Public Act No. 20-9 consists of two distinct parts:

  • The first part, Sections 1-14, took effect immediately and implements further modifications to certain definitions of the Transfer Act (for example, the threshold for the transfer of stock to be a trigger was increased from 40% to 50%).
  • The second part, Sections 15-23, requires the replacement of the Transfer Act with a release-based program under which the “trigger” will be the detection of a release of hazardous substances, rather than the “transfer of an establishment” that results in a “change of ownership.” The transition to a release-based program will not go into effect until the CT DEEP promulgates and adopts implementing regulations, a process that is anticipated to take at least a year or two. Public Act No. 20-9 calls for the convening of a working group to assist with the development of these implementing regulations.

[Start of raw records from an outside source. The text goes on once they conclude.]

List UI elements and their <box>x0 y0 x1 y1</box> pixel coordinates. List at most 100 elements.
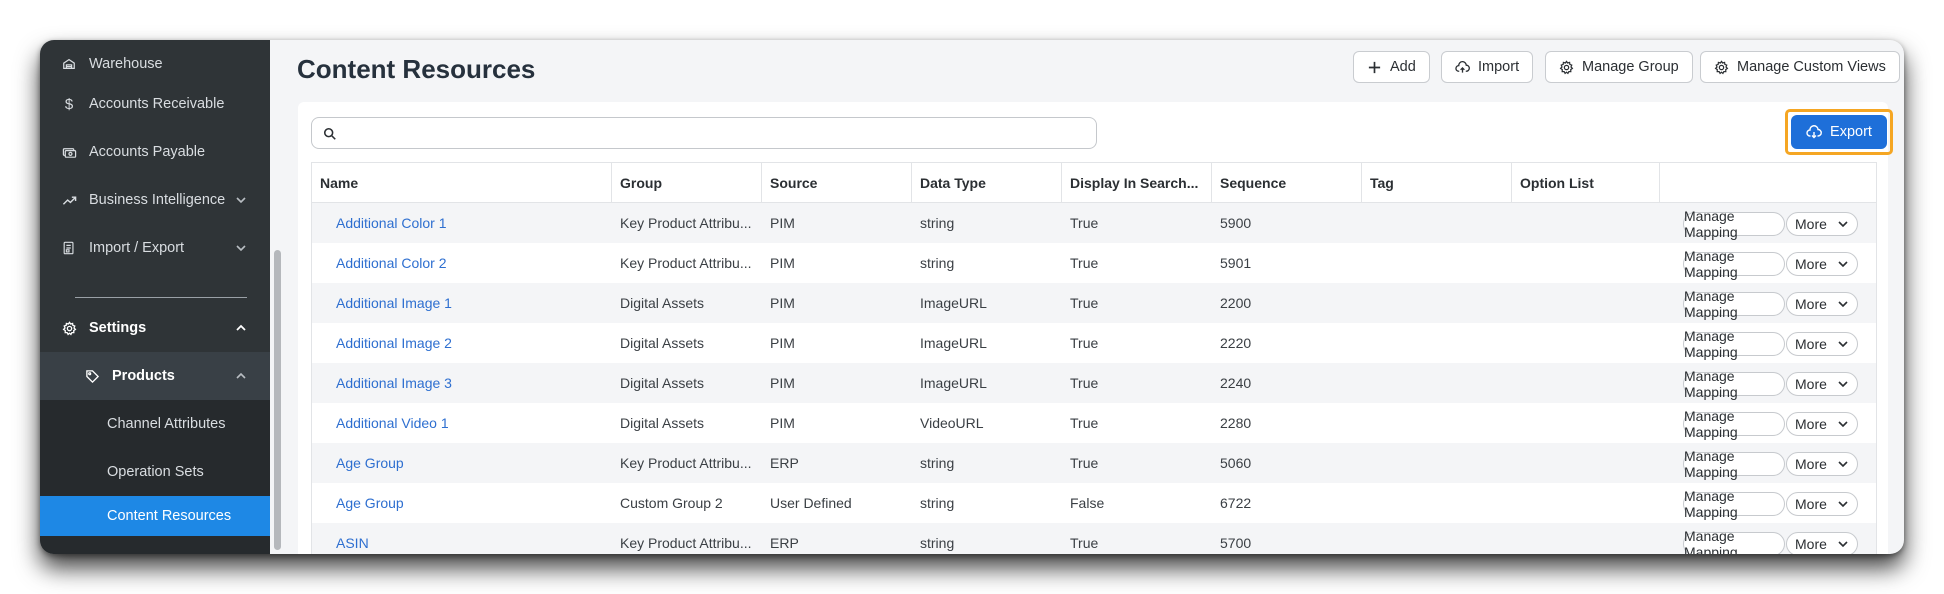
more-button[interactable]: More <box>1786 212 1858 236</box>
sidebar-scrollbar-thumb[interactable] <box>274 250 281 550</box>
more-button-label: More <box>1795 256 1827 272</box>
chevron-down-icon <box>1838 461 1848 468</box>
cell-data-type: ImageURL <box>920 295 987 311</box>
more-button[interactable]: More <box>1786 532 1858 554</box>
more-button[interactable]: More <box>1786 292 1858 316</box>
add-button-label: Add <box>1390 59 1416 75</box>
sidebar-item-channel-attributes[interactable]: Channel Attributes <box>40 400 270 448</box>
manage-mapping-button[interactable]: Manage Mapping <box>1683 488 1785 520</box>
sidebar-item-business-intelligence[interactable]: Business Intelligence <box>40 176 270 224</box>
sidebar-item-label: Business Intelligence <box>89 192 226 208</box>
resource-name-link[interactable]: Age Group <box>336 455 404 471</box>
manage-custom-views-button[interactable]: Manage Custom Views <box>1700 51 1900 83</box>
cell-sequence: 5901 <box>1220 255 1252 271</box>
sidebar-item-content-resources[interactable]: Content Resources <box>40 496 270 536</box>
manage-mapping-button[interactable]: Manage Mapping <box>1683 408 1785 440</box>
sidebar-item-accounts-receivable[interactable]: $ Accounts Receivable <box>40 80 270 128</box>
more-button[interactable]: More <box>1786 372 1858 396</box>
cell-display: True <box>1070 295 1099 311</box>
column-header-name[interactable]: Name <box>312 163 612 203</box>
manage-mapping-button[interactable]: Manage Mapping <box>1683 528 1785 554</box>
cloud-download-icon <box>1806 125 1822 139</box>
table-row: Additional Image 3 Digital Assets PIM Image… <box>312 363 1876 403</box>
cell-sequence: 2280 <box>1220 415 1252 431</box>
cell-name: Additional Image 3 <box>336 363 606 403</box>
cell-tag <box>1370 203 1510 243</box>
sidebar-item-settings[interactable]: Settings <box>40 304 270 352</box>
manage-mapping-button[interactable]: Manage Mapping <box>1683 248 1785 280</box>
search-box[interactable] <box>311 117 1097 149</box>
manage-mapping-button[interactable]: Manage Mapping <box>1683 368 1785 400</box>
cell-option-list <box>1520 483 1660 523</box>
resource-name-link[interactable]: Age Group <box>336 495 404 511</box>
chevron-down-icon <box>236 197 246 204</box>
cell-data-type: string <box>920 455 955 471</box>
add-button[interactable]: Add <box>1353 51 1430 83</box>
cell-source: PIM <box>770 215 795 231</box>
chevron-up-icon <box>236 324 246 331</box>
sidebar-item-label: Settings <box>89 320 147 336</box>
export-button-label: Export <box>1830 124 1872 140</box>
manage-mapping-button[interactable]: Manage Mapping <box>1683 448 1785 480</box>
trend-icon <box>61 192 77 208</box>
more-button-label: More <box>1795 456 1827 472</box>
column-header-source[interactable]: Source <box>762 163 912 203</box>
more-button[interactable]: More <box>1786 252 1858 276</box>
sidebar-item-operation-sets[interactable]: Operation Sets <box>40 448 270 496</box>
cell-source: ERP <box>770 535 799 551</box>
chevron-down-icon <box>236 245 246 252</box>
manage-custom-views-button-label: Manage Custom Views <box>1737 59 1886 75</box>
cell-name: Additional Color 1 <box>336 203 606 243</box>
resource-name-link[interactable]: Additional Image 3 <box>336 375 452 391</box>
sidebar-item-label: Accounts Payable <box>89 144 206 160</box>
column-header-sequence[interactable]: Sequence <box>1212 163 1362 203</box>
more-button[interactable]: More <box>1786 492 1858 516</box>
column-header-tag[interactable]: Tag <box>1362 163 1512 203</box>
more-button[interactable]: More <box>1786 412 1858 436</box>
resource-name-link[interactable]: ASIN <box>336 535 369 551</box>
column-header-option-list[interactable]: Option List <box>1512 163 1660 203</box>
cell-display: True <box>1070 255 1099 271</box>
column-header-display-in-search[interactable]: Display In Search... <box>1062 163 1212 203</box>
resource-name-link[interactable]: Additional Color 1 <box>336 215 447 231</box>
manage-group-button[interactable]: Manage Group <box>1545 51 1693 83</box>
cell-tag <box>1370 523 1510 554</box>
cell-option-list <box>1520 243 1660 283</box>
cell-name: Additional Image 2 <box>336 323 606 363</box>
manage-mapping-button[interactable]: Manage Mapping <box>1683 288 1785 320</box>
cell-sequence: 2200 <box>1220 295 1252 311</box>
sidebar-item-label: Operation Sets <box>107 464 204 480</box>
import-button[interactable]: Import <box>1441 51 1534 83</box>
sidebar-item-import-export[interactable]: Import / Export <box>40 224 270 272</box>
manage-mapping-button[interactable]: Manage Mapping <box>1683 208 1785 240</box>
resource-name-link[interactable]: Additional Image 2 <box>336 335 452 351</box>
more-button[interactable]: More <box>1786 332 1858 356</box>
sidebar-item-accounts-payable[interactable]: Accounts Payable <box>40 128 270 176</box>
cell-sequence: 6722 <box>1220 495 1252 511</box>
sidebar-divider <box>75 297 247 298</box>
sidebar-item-products[interactable]: Products <box>40 352 270 400</box>
cell-group: Digital Assets <box>620 375 705 391</box>
export-button[interactable]: Export <box>1791 115 1887 149</box>
cell-option-list <box>1520 403 1660 443</box>
sidebar-item-label: Channel Attributes <box>107 416 226 432</box>
warehouse-icon <box>61 56 77 72</box>
column-header-data-type[interactable]: Data Type <box>912 163 1062 203</box>
cell-tag <box>1370 443 1510 483</box>
cell-source: PIM <box>770 295 795 311</box>
resource-name-link[interactable]: Additional Color 2 <box>336 255 447 271</box>
sidebar-item-label: Import / Export <box>89 240 185 256</box>
manage-mapping-button[interactable]: Manage Mapping <box>1683 328 1785 360</box>
resource-name-link[interactable]: Additional Image 1 <box>336 295 452 311</box>
cell-tag <box>1370 403 1510 443</box>
cell-data-type: string <box>920 495 955 511</box>
search-input[interactable] <box>344 122 1084 146</box>
manage-group-button-label: Manage Group <box>1582 59 1679 75</box>
cell-data-type: ImageURL <box>920 335 987 351</box>
cloud-upload-icon <box>1455 60 1470 73</box>
cell-sequence: 5060 <box>1220 455 1252 471</box>
more-button[interactable]: More <box>1786 452 1858 476</box>
column-header-group[interactable]: Group <box>612 163 762 203</box>
plus-icon <box>1368 61 1381 73</box>
resource-name-link[interactable]: Additional Video 1 <box>336 415 449 431</box>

Pending the adoption of implementing regulations by the CT DEEP, the Transfer Act remains in effect as modified by the legislation. Further, for parties and sites already in the system based on transaction-triggered events, it is anticipated that notwithstanding future transition of the program, active matters will still have to remain in the system and be taken to conclusion under the law and its regulations.

DISCLAIMER: Because of the generality of this update, the information provided herein may not be applicable in all situations and should not be acted upon without specific legal advice based on particular situations.